Closed kartikey-vyas closed 4 months ago
Query the models table with a where clause read the input csv create a list of SMILEs delimited with commas compose a simple query select * from {model} where input in ({smiles}) execute and return as df this works for up to 1k inputs, at 10k it breaks down due to throttling (query text itself becomes way too big)
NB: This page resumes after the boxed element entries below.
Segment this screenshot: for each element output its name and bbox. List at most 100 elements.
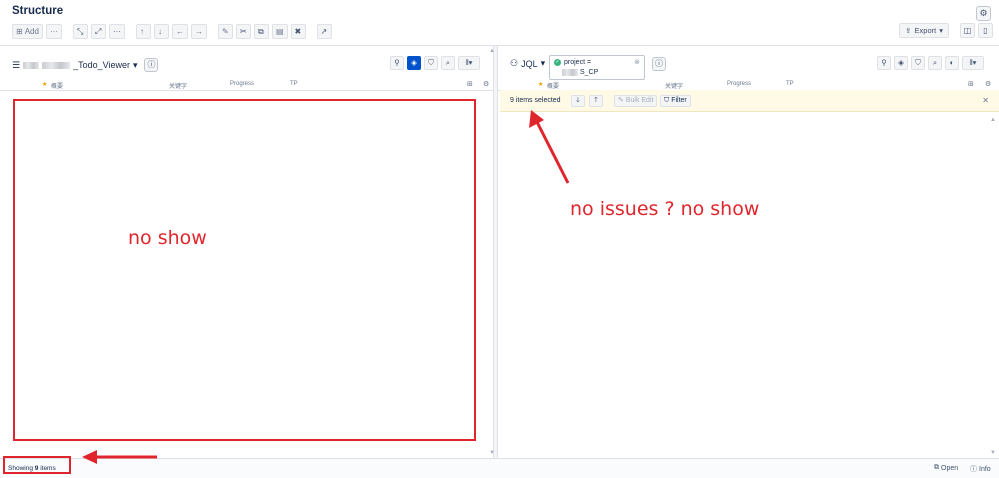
cut-icon[interactable]: ✂: [235, 23, 251, 39]
valid-check-icon: ✓: [554, 59, 561, 66]
filter-icon: ⛉: [664, 97, 670, 104]
annotation-left-note: no show: [128, 227, 207, 249]
left-panel-icons: ⚲ ◈ ⛉ ⌕ ⫴▾: [390, 56, 480, 70]
close-icon[interactable]: ✕: [982, 96, 989, 105]
open-label: Open: [941, 464, 959, 472]
star-icon: ★: [42, 82, 48, 88]
jql-icon: ⚇: [510, 58, 519, 68]
star-icon: ★: [538, 82, 544, 88]
export-label: Export: [914, 26, 937, 35]
more-options-icon[interactable]: ···: [108, 23, 125, 39]
redacted-text: [23, 61, 40, 69]
column-header-tp[interactable]: TP: [786, 81, 794, 87]
settings-gear-icon[interactable]: ⚙: [976, 6, 991, 21]
selection-bar: 9 items selected 🡓 🡑 ✎ Bulk Edit ⛉ Filte…: [500, 90, 999, 112]
move-down-icon[interactable]: 🡓: [571, 95, 585, 107]
column-settings-icon[interactable]: ⚙: [985, 81, 992, 88]
columns-icon[interactable]: ⫴▾: [962, 56, 984, 70]
bulk-edit-button[interactable]: ✎ Bulk Edit: [614, 95, 658, 107]
right-panel-icons: ⚲ ◈ ⛉ ⌕ ◐ ⫴▾: [877, 56, 984, 70]
add-column-icon[interactable]: ⊞: [968, 81, 975, 88]
expand-icon[interactable]: ⤡: [72, 23, 88, 39]
column-header-progress[interactable]: Progress: [230, 81, 254, 87]
annotation-box-left-panel: [13, 99, 476, 441]
bulk-edit-label: Bulk Edit: [625, 97, 654, 104]
add-button-label: Add: [24, 26, 39, 36]
right-panel-header: ⚇ JQL ▾ ✓ project = S_CP ⊗ ⓘ ⚲ ◈ ⛉ ⌕ ◐ ⫴…: [498, 54, 999, 80]
selection-count: 9 items selected: [510, 97, 561, 104]
info-icon[interactable]: ⓘ: [652, 57, 666, 71]
column-header-key[interactable]: 关键字: [665, 81, 683, 90]
filter-button[interactable]: ⛉ Filter: [660, 95, 691, 107]
annotation-right-note: no issues ? no show: [570, 198, 760, 220]
column-header-key[interactable]: 关键字: [169, 81, 187, 90]
layers-icon[interactable]: ◈: [894, 56, 908, 70]
open-link[interactable]: ⧉ Open: [934, 464, 958, 472]
pin-icon[interactable]: ⚲: [877, 56, 891, 70]
column-header-progress[interactable]: Progress: [727, 81, 751, 87]
redacted-text: [562, 69, 578, 76]
status-footer: Showing 9 items ⧉ Open ⓘ Info: [0, 458, 999, 478]
page-title: Structure: [12, 5, 64, 17]
edit-icon: ✎: [618, 97, 624, 104]
open-external-icon: ⧉: [934, 464, 939, 471]
copy-icon[interactable]: ⧉: [253, 23, 269, 39]
search-icon[interactable]: ⌕: [441, 56, 455, 70]
jql-label: JQL: [521, 58, 538, 69]
single-view-icon[interactable]: ▯: [978, 23, 993, 38]
jql-mode-selector[interactable]: ⚇ JQL ▾: [510, 58, 545, 69]
clear-icon[interactable]: ⊗: [634, 58, 640, 66]
filter-icon[interactable]: ⛉: [911, 56, 925, 70]
column-header-summary[interactable]: 概要: [51, 81, 63, 90]
move-up-icon[interactable]: 🡑: [589, 95, 603, 107]
split-view-icon[interactable]: ◫: [960, 23, 975, 38]
move-up-icon[interactable]: ↑: [135, 23, 151, 39]
move-left-icon[interactable]: ←: [171, 23, 188, 39]
scroll-down-icon[interactable]: ▼: [489, 450, 495, 456]
jql-query-input[interactable]: ✓ project = S_CP ⊗: [549, 55, 645, 80]
chevron-down-icon: ▾: [540, 58, 546, 68]
export-button[interactable]: ⇪ Export ▾: [899, 23, 949, 38]
left-panel-header: ☰ _Todo_Viewer ▾ ⓘ ⚲ ◈ ⛉ ⌕ ⫴▾: [0, 54, 493, 72]
paste-icon[interactable]: ▤: [271, 23, 288, 39]
info-link[interactable]: ⓘ Info: [970, 464, 991, 474]
scroll-up-icon[interactable]: ▲: [489, 48, 495, 54]
column-header-summary[interactable]: 概要: [547, 81, 559, 90]
toggle-icon[interactable]: ◐: [945, 56, 959, 70]
info-icon[interactable]: ⓘ: [144, 58, 159, 72]
column-header-tp[interactable]: TP: [290, 81, 298, 87]
main-toolbar: ⊞ Add ··· ⤡ ⤢ ··· ↑ ↓ ← → ✎ ✂ ⧉ ▤ ✖ ↗: [12, 23, 332, 39]
view-name-label: _Todo_Viewer: [73, 60, 130, 70]
add-button[interactable]: ⊞ Add: [12, 23, 43, 39]
delete-icon[interactable]: ✖: [290, 23, 306, 39]
scroll-down-icon[interactable]: ▼: [990, 450, 996, 456]
filter-label: Filter: [671, 97, 687, 104]
structure-page: Structure ⚙ ⊞ Add ··· ⤡ ⤢ ··· ↑ ↓ ← → ✎ …: [0, 0, 999, 478]
edit-icon[interactable]: ✎: [217, 23, 233, 39]
filter-icon[interactable]: ⛉: [424, 56, 438, 70]
move-right-icon[interactable]: →: [190, 23, 207, 39]
jql-query-line1: project =: [564, 59, 592, 66]
search-icon[interactable]: ⌕: [928, 56, 942, 70]
info-label: Info: [979, 465, 991, 473]
left-column-headers: ★ 概要 关键字 Progress TP ⊞ ⚙: [0, 80, 493, 91]
chevron-down-icon: ▾: [132, 59, 138, 70]
collapse-icon[interactable]: ⤢: [90, 23, 106, 39]
pin-icon[interactable]: ⚲: [390, 56, 404, 70]
view-selector[interactable]: ☰ _Todo_Viewer ▾ ⓘ: [12, 58, 159, 72]
move-down-icon[interactable]: ↓: [153, 23, 169, 39]
automation-icon[interactable]: ↗: [316, 23, 332, 39]
scroll-up-icon[interactable]: ▲: [990, 117, 996, 123]
right-search-panel: ⚇ JQL ▾ ✓ project = S_CP ⊗ ⓘ ⚲ ◈ ⛉ ⌕ ◐ ⫴…: [497, 46, 999, 458]
chevron-down-icon: ▾: [939, 26, 943, 35]
more-icon[interactable]: ···: [45, 23, 62, 39]
export-icon: ⇪: [905, 26, 912, 35]
structure-icon: ☰: [12, 59, 21, 70]
column-settings-icon[interactable]: ⚙: [483, 81, 490, 88]
layers-icon[interactable]: ◈: [407, 56, 421, 70]
info-icon: ⓘ: [970, 466, 977, 473]
annotation-box-showing: [3, 456, 71, 474]
add-icon: ⊞: [16, 26, 23, 36]
columns-icon[interactable]: ⫴▾: [458, 56, 480, 70]
add-column-icon[interactable]: ⊞: [467, 81, 474, 88]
Upload input request to S3 with awswrangler into a "data lake" read and format input csv add supplementary information (model ID and request ID) write back to S3 as a partition parquet (partitioned by model and request) query the precalc database with this query:
query = f"""
select
p.key,
p.input,
p.mw
from
{model_id} p
inner join requests r
on p.input = r.smiles
where
r.model = '{model_id}'
and r.request = '{request_id}';
"""
This way we can scale up our inputs much more. If we have one large precalcs table, we can add a model ID column and specify it as a join key, so we can effectively run multi model queries as well. Testing with 10k inputs still took under 30s for the entire process.
POC notebook done here https://github.com/ersilia-os/model-inference-pipeline/pull/23
We want to use Athena to fetch sets of predictions for users instead of having to hit DynamoDB. This will allow us to retrieve larger sets of data and run more complex queries over the cloud prediction store (now acting as more of a data lake).
Since we don't have a strong requirement for low latency and the process of fetching a model and generating predictions takes several minutes, if we can return many predictions in 20-30s, we still have a really nice experience for the user.